Do ponto de vista do pós-modernismo americano, o conceito oitocentista do eu poético (tal como é delineado pelos decadentes, pelos simbolistas, pelo grupo dos nabis, etc.) equivale hoje a cumplicidade e aquiescência, quando apresentada pura. A cultura da apropriação eliminou essa opção. (Tem ainda algum valor como ponto de intersecção. Por exemplo, Bell Hooks usa-a para introduzir outros discursos.) Embora esteja a precisar de ser revista, a palavra de ordem modernista de Asger Jorn "A vanguarda nunca desiste!" continua a ter alguma relevância. A revolução em ruínas e o labirinto da apropriação esvaziaram a reconfortante certeza da dialéctica. O separar das águas marxista, durante o qual os meios de opressão possuíam uma identidade clara e o caminho da resistência era unilinear, desapareceu no vazio do cepticismo. No entanto, isso não é razão para as pessoas se renderem. Georges Bataille, surrealista votado ao ostracismo, apresenta uma opção ainda não totalmente explorada: na vida quotidiana, em vez de enfrentar a estética da utilidade, atacar pela retaguarda, por meio da economia não-racional do perverso e do sacrificial. Tal estratégia oferece a possibilidade de intersectar a agitação externa e interna.
A importância do movimento da desilusão, de Baudelaire a Artaud, foi os seus membros terem imaginado a economia sacrificial. Contudo, a ideia que tinham dela era, em geral, limitada a um teatro de tragédia elitista e por conseguinte reduzia-a a um tema de exploração "artística". Para complicar ainda mais as coisas, a apresentação artística do perverso era sempre tão séria que os sítios de aplicação eram muitas vezes ignorados. A assombrosa constatação de Artaud de que aparecera o corpo sem órgãos, embora ele não tivesse bem a certeza do que isso poderia ser, limitava-se à tragédia e ao apocalipse.
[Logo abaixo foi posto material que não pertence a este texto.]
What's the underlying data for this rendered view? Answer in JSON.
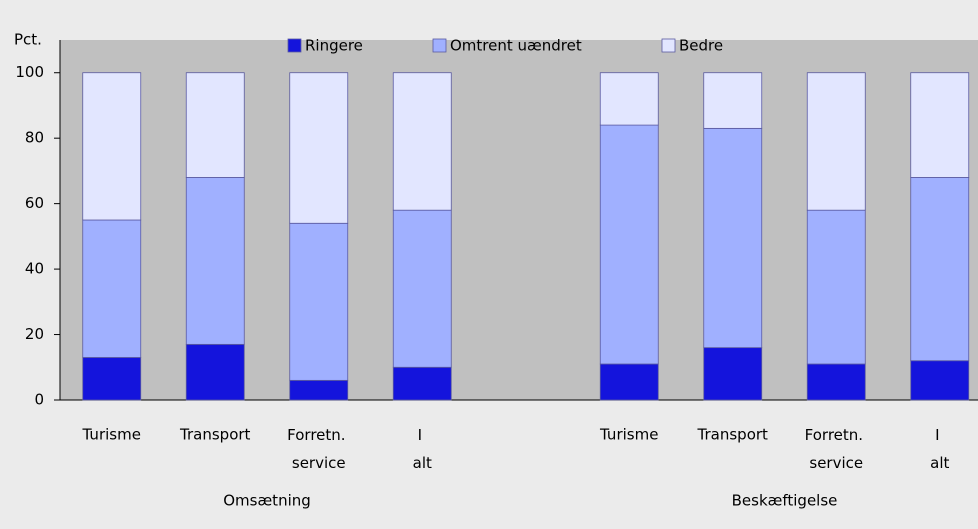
{
  "chart_data": {
    "type": "stacked_bar",
    "y_label": "Pct.",
    "categories": [
      "Turisme",
      "Transport",
      "Forretn. service",
      "I alt",
      null,
      "Turisme",
      "Transport",
      "Forretn. service",
      "I alt"
    ],
    "group_labels": [
      "Omsætning",
      "Beskæftigelse"
    ],
    "series": [
      {
        "name": "Ringere",
        "color": "#1414dc",
        "values": [
          13,
          17,
          6,
          10,
          null,
          11,
          16,
          11,
          12
        ]
      },
      {
        "name": "Omtrent uændret",
        "color": "#a0b0ff",
        "values": [
          42,
          51,
          48,
          48,
          null,
          73,
          67,
          47,
          56
        ]
      },
      {
        "name": "Bedre",
        "color": "#e2e6ff",
        "values": [
          45,
          32,
          46,
          42,
          null,
          16,
          17,
          42,
          32
        ]
      }
    ],
    "ylim": [
      0,
      110
    ],
    "yticks": [
      0,
      20,
      40,
      60,
      80,
      100
    ],
    "grid": false,
    "legend": "top"
  }
}
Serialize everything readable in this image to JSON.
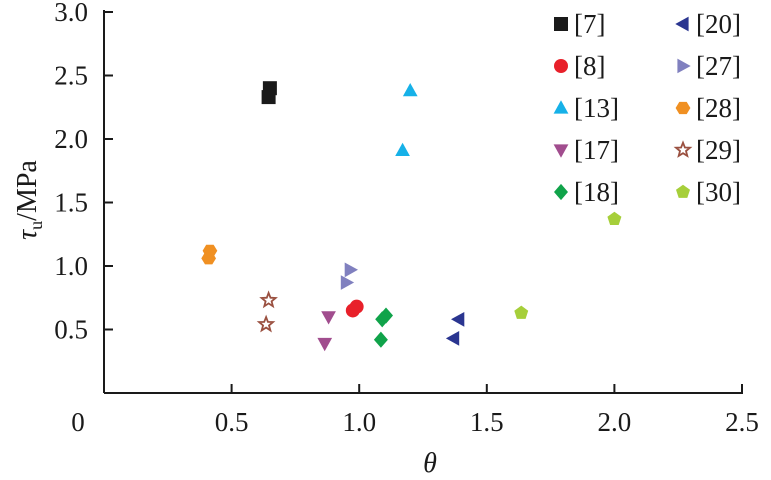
{
  "chart_data": {
    "type": "scatter",
    "title": "",
    "xlabel": "θ",
    "ylabel_main": "τ",
    "ylabel_sub": "u",
    "ylabel_unit": "/MPa",
    "xlim": [
      0,
      2.5
    ],
    "ylim": [
      0,
      3.0
    ],
    "xticks": [
      {
        "value": 0,
        "label": "0"
      },
      {
        "value": 0.5,
        "label": "0.5"
      },
      {
        "value": 1.0,
        "label": "1.0"
      },
      {
        "value": 1.5,
        "label": "1.5"
      },
      {
        "value": 2.0,
        "label": "2.0"
      },
      {
        "value": 2.5,
        "label": "2.5"
      }
    ],
    "yticks": [
      {
        "value": 0.5,
        "label": "0.5"
      },
      {
        "value": 1.0,
        "label": "1.0"
      },
      {
        "value": 1.5,
        "label": "1.5"
      },
      {
        "value": 2.0,
        "label": "2.0"
      },
      {
        "value": 2.5,
        "label": "2.5"
      },
      {
        "value": 3.0,
        "label": "3.0"
      }
    ],
    "grid": false,
    "legend_position": "top-right",
    "series": [
      {
        "name": "[7]",
        "marker": "square",
        "color": "#1a1a1a",
        "points": [
          {
            "x": 0.65,
            "y": 2.4
          },
          {
            "x": 0.645,
            "y": 2.33
          }
        ]
      },
      {
        "name": "[8]",
        "marker": "circle",
        "color": "#e8202a",
        "points": [
          {
            "x": 0.99,
            "y": 0.68
          },
          {
            "x": 0.975,
            "y": 0.65
          }
        ]
      },
      {
        "name": "[13]",
        "marker": "triangle-up",
        "color": "#16b1e8",
        "points": [
          {
            "x": 1.2,
            "y": 2.38
          },
          {
            "x": 1.17,
            "y": 1.91
          }
        ]
      },
      {
        "name": "[17]",
        "marker": "triangle-down",
        "color": "#a14d8e",
        "points": [
          {
            "x": 0.88,
            "y": 0.6
          },
          {
            "x": 0.865,
            "y": 0.39
          }
        ]
      },
      {
        "name": "[18]",
        "marker": "diamond",
        "color": "#10a34a",
        "points": [
          {
            "x": 1.105,
            "y": 0.61
          },
          {
            "x": 1.09,
            "y": 0.58
          },
          {
            "x": 1.085,
            "y": 0.42
          }
        ]
      },
      {
        "name": "[20]",
        "marker": "triangle-left",
        "color": "#2a3590",
        "points": [
          {
            "x": 1.39,
            "y": 0.58
          },
          {
            "x": 1.37,
            "y": 0.43
          }
        ]
      },
      {
        "name": "[27]",
        "marker": "triangle-right",
        "color": "#8080bf",
        "points": [
          {
            "x": 0.965,
            "y": 0.97
          },
          {
            "x": 0.95,
            "y": 0.87
          }
        ]
      },
      {
        "name": "[28]",
        "marker": "hexagon",
        "color": "#f09022",
        "points": [
          {
            "x": 0.415,
            "y": 1.12
          },
          {
            "x": 0.41,
            "y": 1.06
          }
        ]
      },
      {
        "name": "[29]",
        "marker": "star",
        "color": "#9a5040",
        "points": [
          {
            "x": 0.645,
            "y": 0.73
          },
          {
            "x": 0.635,
            "y": 0.54
          }
        ]
      },
      {
        "name": "[30]",
        "marker": "pentagon",
        "color": "#a6cf3a",
        "points": [
          {
            "x": 2.0,
            "y": 1.37
          },
          {
            "x": 1.635,
            "y": 0.63
          }
        ]
      }
    ]
  }
}
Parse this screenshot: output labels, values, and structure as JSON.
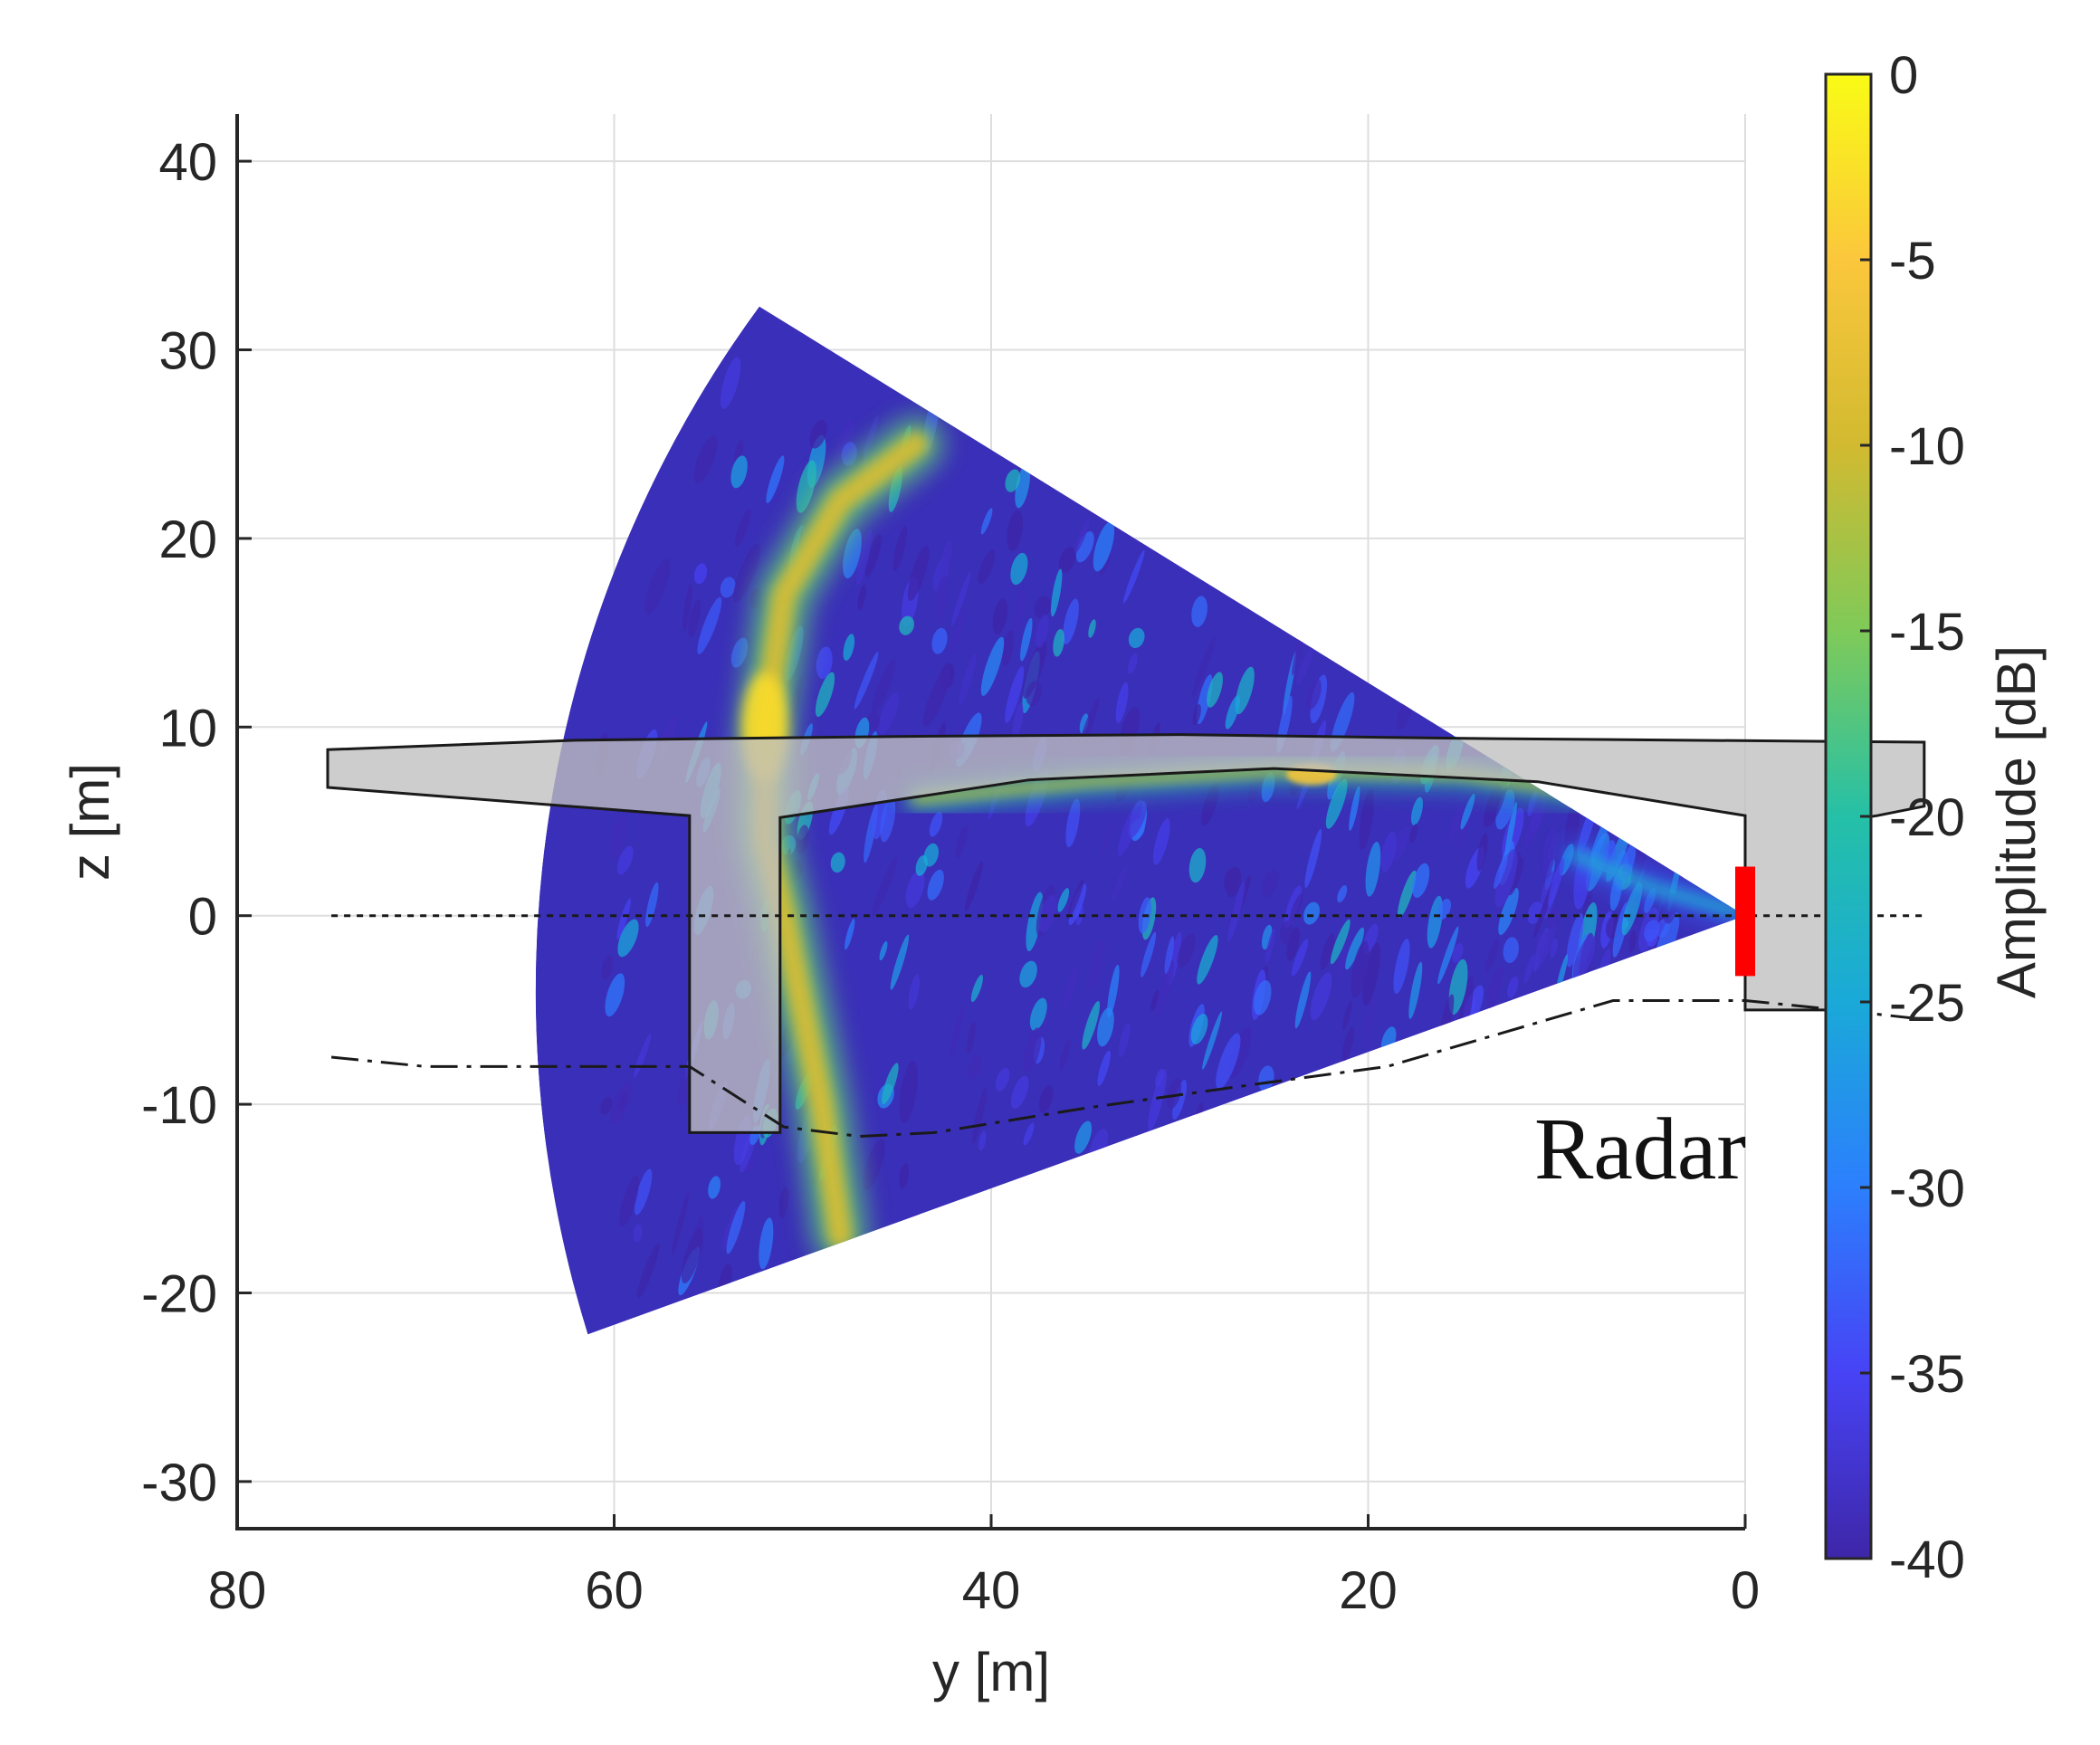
{
  "chart_data": {
    "type": "heatmap",
    "title": "",
    "xlabel": "y [m]",
    "ylabel": "z [m]",
    "xlim": [
      80,
      0
    ],
    "ylim": [
      -32.5,
      42.5
    ],
    "x_ticks": [
      80,
      60,
      40,
      20,
      0
    ],
    "y_ticks": [
      40,
      30,
      20,
      10,
      0,
      -10,
      -20,
      -30
    ],
    "grid": true,
    "annotation": "Radar",
    "colorbar": {
      "label": "Amplitude [dB]",
      "range": [
        -40,
        0
      ],
      "ticks": [
        0,
        -5,
        -10,
        -15,
        -20,
        -25,
        -30,
        -35,
        -40
      ],
      "colormap": [
        "#3e26a8",
        "#4743f5",
        "#2c7ffd",
        "#1aa9d8",
        "#25c0a7",
        "#7fca59",
        "#d2ba30",
        "#fbc73c",
        "#f9fb15"
      ]
    },
    "radar": {
      "position": [
        0,
        0
      ],
      "marker_z_range": [
        -3.2,
        2.6
      ],
      "marker_color": "#ff0000"
    },
    "sector": {
      "apex": [
        0,
        0
      ],
      "edge_1_end": [
        52.3,
        32.3
      ],
      "edge_2_end": [
        61.4,
        -22.2
      ],
      "background_color": "#3a2fb8"
    },
    "bright_features": [
      {
        "name": "far pier reflection band",
        "points": [
          [
            44,
            25
          ],
          [
            48,
            22
          ],
          [
            51,
            17
          ],
          [
            52,
            10
          ],
          [
            52,
            4
          ],
          [
            51,
            0
          ],
          [
            50,
            -5
          ],
          [
            49,
            -10
          ],
          [
            48,
            -17
          ]
        ],
        "peak_db": -3
      },
      {
        "name": "deck underside reflection",
        "points": [
          [
            44,
            6.2
          ],
          [
            35,
            7.1
          ],
          [
            25,
            7.7
          ],
          [
            15,
            7.5
          ],
          [
            8,
            6.5
          ]
        ],
        "peak_db": -6
      },
      {
        "name": "near-radar diagonal echo",
        "points": [
          [
            0.5,
            0.2
          ],
          [
            5,
            1.5
          ],
          [
            9,
            3.2
          ]
        ],
        "peak_db": -18
      }
    ],
    "bridge_outline": {
      "fill": "#bfbfbf",
      "polygon": [
        [
          75.2,
          8.8
        ],
        [
          62,
          9.3
        ],
        [
          45,
          9.5
        ],
        [
          30,
          9.6
        ],
        [
          15,
          9.4
        ],
        [
          -9.5,
          9.2
        ],
        [
          -9.5,
          5.8
        ],
        [
          -7,
          5.3
        ],
        [
          -5,
          5.0
        ],
        [
          -5,
          -5.0
        ],
        [
          0,
          -5.0
        ],
        [
          0,
          5.3
        ],
        [
          11,
          7.1
        ],
        [
          25,
          7.8
        ],
        [
          38,
          7.2
        ],
        [
          51.2,
          5.2
        ],
        [
          51.2,
          -11.5
        ],
        [
          56.0,
          -11.5
        ],
        [
          56.0,
          5.3
        ],
        [
          75.2,
          6.8
        ]
      ]
    },
    "reference_lines": [
      {
        "name": "water level",
        "style": "dotted",
        "points": [
          [
            75,
            0
          ],
          [
            -9.5,
            0
          ]
        ]
      },
      {
        "name": "river bed",
        "style": "dash-dot",
        "points": [
          [
            75,
            -7.5
          ],
          [
            70,
            -8.0
          ],
          [
            56,
            -8.0
          ],
          [
            51,
            -11.2
          ],
          [
            47,
            -11.7
          ],
          [
            43,
            -11.5
          ],
          [
            35,
            -10.2
          ],
          [
            25,
            -8.8
          ],
          [
            19,
            -8.0
          ],
          [
            7,
            -4.5
          ],
          [
            0,
            -4.5
          ],
          [
            -5,
            -5.0
          ],
          [
            -9.5,
            -5.5
          ]
        ]
      }
    ]
  }
}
Sinais e vestígios do corpo sem órgãos surgem ao longo da experiência terrena. O corpo sem órgãos é Ronald McDonald, não uma estética esotérica; afinal, existe um espaço crítico para a comédia e o humor como meios de resistência. Talvez esse seja o maior contributo da Internacional Situacionista para a estética pós-moderna. O Nietzche bailarino existe.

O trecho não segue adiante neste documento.